Friday was apparently the birthday of a girl named Stephanie, and so she invited a whole lot of people to go to Off the Grid at Fort Mason. This is like a roving market, with lots of different stands and food from different countries. They congregate in a different spot each week. Fort Mason used to be an army base, and now it’s home to a lot of museums and businesses (even a music school).  Sort of like Currie Barracks in Calgary. I met several grad students, including the chap who won the composition competition last year and whose piece we will be performing at the first orchestra concert. 

It’s pretty exciting to be living on my own means, and to know that no one is making dinner for me anymore, and therefore if I don’t make it myself  I will starve. I thought at first that running thousands of miles away from home just to shop in another Safeway would be somewhat anticlimactic, but it’s still an adventure to do grocery runs myself. (Those of you who have been doing your own groceries for 10, 20, 30, 40 or 50 years, stop laughing.) 
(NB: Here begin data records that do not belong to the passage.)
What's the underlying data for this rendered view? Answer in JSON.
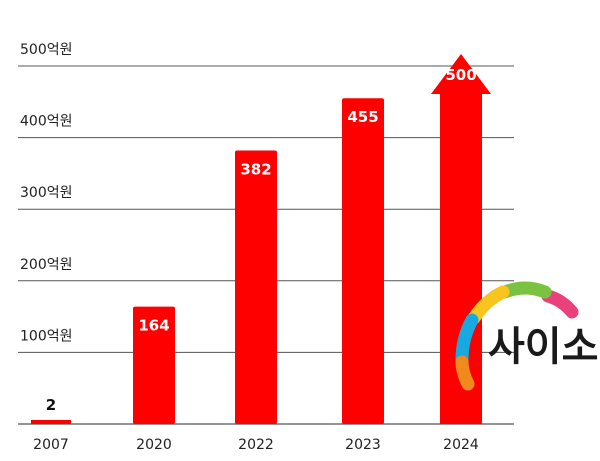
{
  "chart_data": {
    "type": "bar",
    "categories": [
      "2007",
      "2020",
      "2022",
      "2023",
      "2024"
    ],
    "values": [
      2,
      164,
      382,
      455,
      500
    ],
    "value_labels": [
      "2",
      "164",
      "382",
      "455",
      "500"
    ],
    "y_ticks": [
      {
        "value": 100,
        "label": "100억원"
      },
      {
        "value": 200,
        "label": "200억원"
      },
      {
        "value": 300,
        "label": "300억원"
      },
      {
        "value": 400,
        "label": "400억원"
      },
      {
        "value": 500,
        "label": "500억원"
      }
    ],
    "ylim": [
      0,
      500
    ],
    "grid": true,
    "colors": {
      "bar": "#ff0000",
      "grid": "#555555",
      "label": "#222222"
    },
    "last_bar_style": "arrow-up"
  },
  "logo": {
    "text": "사이소",
    "colors": [
      "#e8417c",
      "#7cc242",
      "#f7c51e",
      "#19a9e1",
      "#f08a1c"
    ]
  }
}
Advising and registration appointments are next week, so that’s when I’ll decide what classes to take. I auditioned for the baroque ensemble, and also placed straight into 2nd year music theory and out of keyboard skills completely. There was a dictation exam as part of the musicianship placement test. I’d never done dictation before, and found it a real listening challenge, but fun as well. 

Tonight Elizabeth and I are going to a local choir concert, doing Brahms Deutsche Requiem. Before that, I still need to practice violin and find a cache, so I better not write anymore. Please let me know if you thought this entry was too long, or if there’s something I should have told about but didn’t.